Se trata de otra eximia creación de
Thompson, y una de las más difíciles, pues en el territorio de la literatura,
con la excepción de Dickens o del protagonista de La isla del tesoro, o Lord of
the Flies, de William Golding, los niños suelen ser muy difíciles de
caracterizar. En este caso, la relación
de Collins y Fay con el niño alterala ecuación, se pasa del melodrama a la
tragedia.
Teniendo en cuenta la violencia del exboxeador,
siempre al acecho, y los cambios de humor de Fay, dependiendo de la cantidad de
alcohol que ha ingerido antes del mediodía, la tensión se acrecienta a cada
página. Y está el tercero –más en discordia que en concordia–, el “Tío” Bud,
urdiendo un plan para quedarse con el dinero del secuestro.
El “Tío” Bud es otra gema de personaje
que Thompson brinda al lector. Es un ex policía dado de baja por su propensión
al delito. Su temperamento se expresa en sus monólogos y en un lenguaje vernáculo.
Thompson tenía un bagaje cultural muy sorprendente
para alguien que también había sido un drifter,
un vagabundo, durante la época de la Depresión. Su escritor favorito era
Jonathan Swift, el autor de Los Viajes de
Gulliver. Prefería la sátira al drama, y le apasionaban los dramaturgos
griegos. De allí que la tragedia siempre sobrevuela en torno a sus personajes.
En el caso de Collins, observamos su transformación de un balbuceante pelele en
un ser que inventa maneras de proteger al niño. Hay una escena donde le
administra insulina, que vale por varias novelas.
Solo “Uncle” Bud prefiere ver al niño
muerto. Tanto Collins como Fay desean salvarlo.

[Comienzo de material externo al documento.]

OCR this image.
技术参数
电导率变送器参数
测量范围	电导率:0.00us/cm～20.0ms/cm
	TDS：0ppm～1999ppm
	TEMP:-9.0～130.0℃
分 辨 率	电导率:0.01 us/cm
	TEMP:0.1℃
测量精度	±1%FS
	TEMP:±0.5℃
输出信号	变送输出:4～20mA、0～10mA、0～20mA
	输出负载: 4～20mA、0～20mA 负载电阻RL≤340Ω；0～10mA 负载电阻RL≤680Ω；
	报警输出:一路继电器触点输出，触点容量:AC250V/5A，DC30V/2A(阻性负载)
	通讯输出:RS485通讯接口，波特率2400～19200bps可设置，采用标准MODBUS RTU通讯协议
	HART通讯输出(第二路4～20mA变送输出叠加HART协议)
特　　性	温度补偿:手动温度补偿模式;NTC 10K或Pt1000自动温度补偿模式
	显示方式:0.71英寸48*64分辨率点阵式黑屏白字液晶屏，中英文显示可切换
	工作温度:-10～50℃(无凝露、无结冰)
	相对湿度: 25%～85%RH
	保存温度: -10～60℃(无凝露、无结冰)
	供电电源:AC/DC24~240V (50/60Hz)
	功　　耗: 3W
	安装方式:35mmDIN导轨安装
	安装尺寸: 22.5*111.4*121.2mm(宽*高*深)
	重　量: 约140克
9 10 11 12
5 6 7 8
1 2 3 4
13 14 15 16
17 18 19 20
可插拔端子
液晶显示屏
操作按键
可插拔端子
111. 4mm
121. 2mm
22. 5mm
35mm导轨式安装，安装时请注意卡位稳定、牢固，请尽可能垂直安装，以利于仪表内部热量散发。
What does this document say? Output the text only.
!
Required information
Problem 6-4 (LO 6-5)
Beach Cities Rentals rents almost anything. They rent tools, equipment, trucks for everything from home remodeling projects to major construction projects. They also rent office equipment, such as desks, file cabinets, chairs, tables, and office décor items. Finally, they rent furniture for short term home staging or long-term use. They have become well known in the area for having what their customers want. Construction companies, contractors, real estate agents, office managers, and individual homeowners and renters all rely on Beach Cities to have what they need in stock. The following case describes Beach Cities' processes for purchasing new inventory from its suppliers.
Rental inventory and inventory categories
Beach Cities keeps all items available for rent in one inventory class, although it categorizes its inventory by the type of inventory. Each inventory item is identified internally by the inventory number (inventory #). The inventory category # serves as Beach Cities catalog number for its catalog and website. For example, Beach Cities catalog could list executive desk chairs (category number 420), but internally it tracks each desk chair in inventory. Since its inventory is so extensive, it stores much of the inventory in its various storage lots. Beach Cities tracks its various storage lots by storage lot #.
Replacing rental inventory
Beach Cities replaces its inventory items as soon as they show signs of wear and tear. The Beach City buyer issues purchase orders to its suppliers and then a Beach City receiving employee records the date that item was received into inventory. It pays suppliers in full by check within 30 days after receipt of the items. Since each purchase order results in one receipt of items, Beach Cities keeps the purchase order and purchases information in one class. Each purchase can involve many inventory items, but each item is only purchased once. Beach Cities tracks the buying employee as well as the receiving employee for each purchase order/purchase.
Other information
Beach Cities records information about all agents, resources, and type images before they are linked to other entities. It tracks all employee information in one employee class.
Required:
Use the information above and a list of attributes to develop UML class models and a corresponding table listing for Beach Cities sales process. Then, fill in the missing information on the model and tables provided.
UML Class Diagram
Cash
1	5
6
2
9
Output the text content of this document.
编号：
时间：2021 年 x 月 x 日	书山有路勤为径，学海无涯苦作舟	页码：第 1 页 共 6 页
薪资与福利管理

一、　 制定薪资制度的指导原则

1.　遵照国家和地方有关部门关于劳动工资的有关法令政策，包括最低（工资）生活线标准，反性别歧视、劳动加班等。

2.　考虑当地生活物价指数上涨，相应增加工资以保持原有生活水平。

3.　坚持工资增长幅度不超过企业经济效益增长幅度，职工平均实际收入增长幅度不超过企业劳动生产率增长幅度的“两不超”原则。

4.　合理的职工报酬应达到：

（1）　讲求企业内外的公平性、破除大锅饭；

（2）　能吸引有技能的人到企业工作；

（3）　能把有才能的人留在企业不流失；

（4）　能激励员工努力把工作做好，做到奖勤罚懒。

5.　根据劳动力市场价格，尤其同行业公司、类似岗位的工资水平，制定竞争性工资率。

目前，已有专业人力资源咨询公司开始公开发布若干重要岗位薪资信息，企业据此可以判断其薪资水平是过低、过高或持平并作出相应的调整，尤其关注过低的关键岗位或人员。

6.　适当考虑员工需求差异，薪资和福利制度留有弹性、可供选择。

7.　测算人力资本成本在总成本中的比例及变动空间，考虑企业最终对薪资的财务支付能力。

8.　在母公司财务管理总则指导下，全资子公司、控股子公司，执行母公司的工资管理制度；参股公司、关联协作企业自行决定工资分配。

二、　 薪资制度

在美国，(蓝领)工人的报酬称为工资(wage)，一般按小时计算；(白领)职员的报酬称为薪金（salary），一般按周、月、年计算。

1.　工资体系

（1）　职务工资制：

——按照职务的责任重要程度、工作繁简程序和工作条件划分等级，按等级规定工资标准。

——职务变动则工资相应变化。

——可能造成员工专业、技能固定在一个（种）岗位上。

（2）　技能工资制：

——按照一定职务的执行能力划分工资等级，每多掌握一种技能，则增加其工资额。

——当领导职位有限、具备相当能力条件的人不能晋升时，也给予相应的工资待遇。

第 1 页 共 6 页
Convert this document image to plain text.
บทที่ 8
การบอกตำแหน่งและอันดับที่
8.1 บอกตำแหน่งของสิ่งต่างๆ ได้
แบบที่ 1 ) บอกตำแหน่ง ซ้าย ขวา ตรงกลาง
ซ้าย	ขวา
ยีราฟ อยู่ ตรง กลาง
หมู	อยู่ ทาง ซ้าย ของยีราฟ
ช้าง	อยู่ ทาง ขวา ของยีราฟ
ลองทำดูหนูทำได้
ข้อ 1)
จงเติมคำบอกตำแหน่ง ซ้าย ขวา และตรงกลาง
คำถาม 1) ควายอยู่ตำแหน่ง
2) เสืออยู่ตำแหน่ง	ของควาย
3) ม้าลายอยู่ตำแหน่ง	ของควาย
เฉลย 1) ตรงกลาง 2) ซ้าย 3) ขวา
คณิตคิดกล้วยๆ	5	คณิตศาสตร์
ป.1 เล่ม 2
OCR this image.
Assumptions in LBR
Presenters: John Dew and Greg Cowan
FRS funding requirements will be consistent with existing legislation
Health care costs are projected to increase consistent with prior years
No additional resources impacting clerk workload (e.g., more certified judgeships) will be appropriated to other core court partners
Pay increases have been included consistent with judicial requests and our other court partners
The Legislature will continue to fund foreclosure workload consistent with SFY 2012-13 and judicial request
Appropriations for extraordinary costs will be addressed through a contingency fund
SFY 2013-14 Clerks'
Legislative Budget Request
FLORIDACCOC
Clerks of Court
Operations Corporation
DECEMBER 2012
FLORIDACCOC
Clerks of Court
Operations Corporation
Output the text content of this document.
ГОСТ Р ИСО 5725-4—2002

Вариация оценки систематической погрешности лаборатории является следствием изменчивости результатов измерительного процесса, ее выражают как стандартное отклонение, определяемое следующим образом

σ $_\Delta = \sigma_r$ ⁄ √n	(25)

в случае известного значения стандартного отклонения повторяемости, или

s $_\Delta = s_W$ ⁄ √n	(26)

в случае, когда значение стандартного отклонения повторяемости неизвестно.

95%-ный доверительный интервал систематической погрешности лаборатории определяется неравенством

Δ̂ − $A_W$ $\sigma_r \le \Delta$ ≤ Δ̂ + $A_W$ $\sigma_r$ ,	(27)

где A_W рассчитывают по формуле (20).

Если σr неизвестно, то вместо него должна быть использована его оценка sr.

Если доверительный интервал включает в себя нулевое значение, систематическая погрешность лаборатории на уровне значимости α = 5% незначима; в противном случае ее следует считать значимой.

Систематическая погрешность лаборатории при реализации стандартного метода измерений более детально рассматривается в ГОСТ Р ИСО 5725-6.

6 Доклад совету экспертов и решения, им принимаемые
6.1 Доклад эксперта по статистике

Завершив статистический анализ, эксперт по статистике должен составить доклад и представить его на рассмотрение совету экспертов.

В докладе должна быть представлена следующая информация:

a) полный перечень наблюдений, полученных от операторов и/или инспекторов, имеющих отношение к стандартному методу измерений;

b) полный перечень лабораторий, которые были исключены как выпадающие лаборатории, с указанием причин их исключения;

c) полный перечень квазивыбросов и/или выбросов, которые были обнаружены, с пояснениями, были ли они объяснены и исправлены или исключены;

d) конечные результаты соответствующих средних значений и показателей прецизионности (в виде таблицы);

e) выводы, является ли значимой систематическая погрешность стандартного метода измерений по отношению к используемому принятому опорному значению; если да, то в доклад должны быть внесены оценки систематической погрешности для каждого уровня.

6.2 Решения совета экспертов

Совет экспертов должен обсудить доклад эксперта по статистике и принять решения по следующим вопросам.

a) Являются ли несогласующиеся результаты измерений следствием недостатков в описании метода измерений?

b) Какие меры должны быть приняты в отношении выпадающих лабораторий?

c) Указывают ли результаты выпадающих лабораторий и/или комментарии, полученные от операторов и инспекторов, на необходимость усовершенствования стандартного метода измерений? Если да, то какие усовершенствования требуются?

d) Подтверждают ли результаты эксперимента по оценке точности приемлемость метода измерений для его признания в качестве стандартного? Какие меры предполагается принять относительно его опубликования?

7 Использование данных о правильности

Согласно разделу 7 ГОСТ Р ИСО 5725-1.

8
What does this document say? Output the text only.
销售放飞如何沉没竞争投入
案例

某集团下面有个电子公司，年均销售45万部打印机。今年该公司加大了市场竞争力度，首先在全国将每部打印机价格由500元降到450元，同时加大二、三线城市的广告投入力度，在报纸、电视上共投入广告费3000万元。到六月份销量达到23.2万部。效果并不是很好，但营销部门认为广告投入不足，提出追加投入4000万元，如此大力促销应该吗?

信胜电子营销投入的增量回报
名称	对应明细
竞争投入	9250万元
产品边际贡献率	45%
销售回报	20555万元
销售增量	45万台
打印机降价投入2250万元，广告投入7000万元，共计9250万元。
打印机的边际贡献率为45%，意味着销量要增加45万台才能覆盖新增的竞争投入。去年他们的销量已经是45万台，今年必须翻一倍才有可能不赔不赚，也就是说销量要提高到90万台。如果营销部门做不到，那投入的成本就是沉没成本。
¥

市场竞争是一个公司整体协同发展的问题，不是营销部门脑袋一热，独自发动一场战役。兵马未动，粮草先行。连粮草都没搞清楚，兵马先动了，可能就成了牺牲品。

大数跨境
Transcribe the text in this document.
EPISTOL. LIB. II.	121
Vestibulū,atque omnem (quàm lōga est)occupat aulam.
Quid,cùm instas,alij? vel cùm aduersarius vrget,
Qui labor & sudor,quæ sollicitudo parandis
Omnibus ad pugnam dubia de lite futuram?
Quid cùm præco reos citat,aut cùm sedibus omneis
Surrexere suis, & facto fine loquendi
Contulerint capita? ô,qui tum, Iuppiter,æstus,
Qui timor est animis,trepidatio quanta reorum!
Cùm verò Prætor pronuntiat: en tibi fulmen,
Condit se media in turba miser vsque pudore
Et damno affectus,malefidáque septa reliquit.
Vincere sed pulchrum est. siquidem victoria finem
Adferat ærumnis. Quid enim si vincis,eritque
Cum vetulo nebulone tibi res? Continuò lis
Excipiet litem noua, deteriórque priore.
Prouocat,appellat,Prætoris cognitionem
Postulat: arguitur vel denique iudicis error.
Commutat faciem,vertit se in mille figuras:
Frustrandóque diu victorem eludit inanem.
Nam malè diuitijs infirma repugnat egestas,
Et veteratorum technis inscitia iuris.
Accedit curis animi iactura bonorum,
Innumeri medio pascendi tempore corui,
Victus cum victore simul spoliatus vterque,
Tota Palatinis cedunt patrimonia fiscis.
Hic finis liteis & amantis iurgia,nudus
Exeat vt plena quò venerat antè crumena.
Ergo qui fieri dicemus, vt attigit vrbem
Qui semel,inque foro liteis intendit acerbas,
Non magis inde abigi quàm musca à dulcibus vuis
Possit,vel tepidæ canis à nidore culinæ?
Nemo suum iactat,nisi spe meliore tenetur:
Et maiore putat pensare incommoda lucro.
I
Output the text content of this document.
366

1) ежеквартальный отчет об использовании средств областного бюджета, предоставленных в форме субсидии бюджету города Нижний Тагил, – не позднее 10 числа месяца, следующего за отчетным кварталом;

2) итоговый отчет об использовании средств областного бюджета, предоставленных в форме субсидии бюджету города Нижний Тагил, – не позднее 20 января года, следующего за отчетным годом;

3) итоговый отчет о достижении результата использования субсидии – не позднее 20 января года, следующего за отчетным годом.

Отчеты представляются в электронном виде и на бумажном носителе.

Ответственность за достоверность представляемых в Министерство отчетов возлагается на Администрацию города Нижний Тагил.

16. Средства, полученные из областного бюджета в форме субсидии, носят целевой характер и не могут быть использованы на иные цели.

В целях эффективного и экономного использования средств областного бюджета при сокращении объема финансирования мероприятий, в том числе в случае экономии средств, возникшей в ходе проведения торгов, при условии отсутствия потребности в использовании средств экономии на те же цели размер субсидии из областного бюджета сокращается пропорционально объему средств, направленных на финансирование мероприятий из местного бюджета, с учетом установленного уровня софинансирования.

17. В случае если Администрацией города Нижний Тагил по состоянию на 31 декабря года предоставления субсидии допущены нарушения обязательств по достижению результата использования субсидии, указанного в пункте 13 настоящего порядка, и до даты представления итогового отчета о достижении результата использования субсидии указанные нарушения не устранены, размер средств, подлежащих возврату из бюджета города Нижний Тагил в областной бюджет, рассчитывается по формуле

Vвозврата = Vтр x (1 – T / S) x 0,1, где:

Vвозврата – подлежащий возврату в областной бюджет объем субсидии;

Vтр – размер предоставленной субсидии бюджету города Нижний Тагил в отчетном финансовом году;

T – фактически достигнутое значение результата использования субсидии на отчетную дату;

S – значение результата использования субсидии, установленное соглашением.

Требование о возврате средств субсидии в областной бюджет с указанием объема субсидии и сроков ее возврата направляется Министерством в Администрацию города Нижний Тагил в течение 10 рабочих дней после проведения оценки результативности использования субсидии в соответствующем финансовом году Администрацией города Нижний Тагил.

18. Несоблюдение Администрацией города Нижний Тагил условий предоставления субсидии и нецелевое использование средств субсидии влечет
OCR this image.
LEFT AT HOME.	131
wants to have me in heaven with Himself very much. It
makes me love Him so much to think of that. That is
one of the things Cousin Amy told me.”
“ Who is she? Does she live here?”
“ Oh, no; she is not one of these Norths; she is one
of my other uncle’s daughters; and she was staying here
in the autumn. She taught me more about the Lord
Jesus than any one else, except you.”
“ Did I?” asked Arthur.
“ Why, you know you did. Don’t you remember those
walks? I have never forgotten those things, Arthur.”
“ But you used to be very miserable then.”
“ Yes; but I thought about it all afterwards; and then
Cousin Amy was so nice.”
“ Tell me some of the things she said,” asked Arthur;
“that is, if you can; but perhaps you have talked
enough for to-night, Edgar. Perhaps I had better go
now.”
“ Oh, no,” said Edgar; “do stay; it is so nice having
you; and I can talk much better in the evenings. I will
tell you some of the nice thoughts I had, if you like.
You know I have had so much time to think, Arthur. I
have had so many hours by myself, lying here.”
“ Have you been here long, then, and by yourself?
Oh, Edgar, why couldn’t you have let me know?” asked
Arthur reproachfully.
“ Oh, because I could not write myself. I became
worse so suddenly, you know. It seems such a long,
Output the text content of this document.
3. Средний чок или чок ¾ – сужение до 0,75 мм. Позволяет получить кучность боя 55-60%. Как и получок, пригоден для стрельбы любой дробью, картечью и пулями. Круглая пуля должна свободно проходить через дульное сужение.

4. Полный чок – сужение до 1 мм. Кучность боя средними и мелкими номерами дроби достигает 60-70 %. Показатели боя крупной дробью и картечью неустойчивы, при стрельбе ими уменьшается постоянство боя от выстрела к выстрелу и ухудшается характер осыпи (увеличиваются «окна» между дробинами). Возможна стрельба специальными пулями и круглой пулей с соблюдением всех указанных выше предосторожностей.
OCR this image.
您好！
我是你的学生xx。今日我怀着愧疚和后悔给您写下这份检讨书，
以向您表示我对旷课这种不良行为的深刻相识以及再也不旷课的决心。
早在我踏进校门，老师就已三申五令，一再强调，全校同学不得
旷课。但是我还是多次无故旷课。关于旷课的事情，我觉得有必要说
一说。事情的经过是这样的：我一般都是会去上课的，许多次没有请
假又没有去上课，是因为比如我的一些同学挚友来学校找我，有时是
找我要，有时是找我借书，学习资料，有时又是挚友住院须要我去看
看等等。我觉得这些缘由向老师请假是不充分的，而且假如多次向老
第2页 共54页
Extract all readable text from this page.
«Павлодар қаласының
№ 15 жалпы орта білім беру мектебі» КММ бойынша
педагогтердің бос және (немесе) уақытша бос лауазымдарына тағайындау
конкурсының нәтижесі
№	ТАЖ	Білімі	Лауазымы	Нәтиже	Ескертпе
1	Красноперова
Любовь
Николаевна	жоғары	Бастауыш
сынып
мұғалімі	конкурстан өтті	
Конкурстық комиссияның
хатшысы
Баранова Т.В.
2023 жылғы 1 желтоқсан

Pero el ex boxeador sabe que la
única manera de defenderlo, es pretender que lo desea muerto. De esa manera,
Fay se encargará de él. Para eso, inventa una subtrama que convierte a Collins
en el cordero para el sacrificio.
En la mayoría de sus 29 novelas, Thompson
firmó un pacto con el lector. Le ofrecía entretenimiento, escapismo, pero
también tragedia pura, aunque encubierta de ironía, bromas, un humor chabacano.
A cambio, el lector debía aceptar naufragar en un mundo donde no había pasaje
de retorno.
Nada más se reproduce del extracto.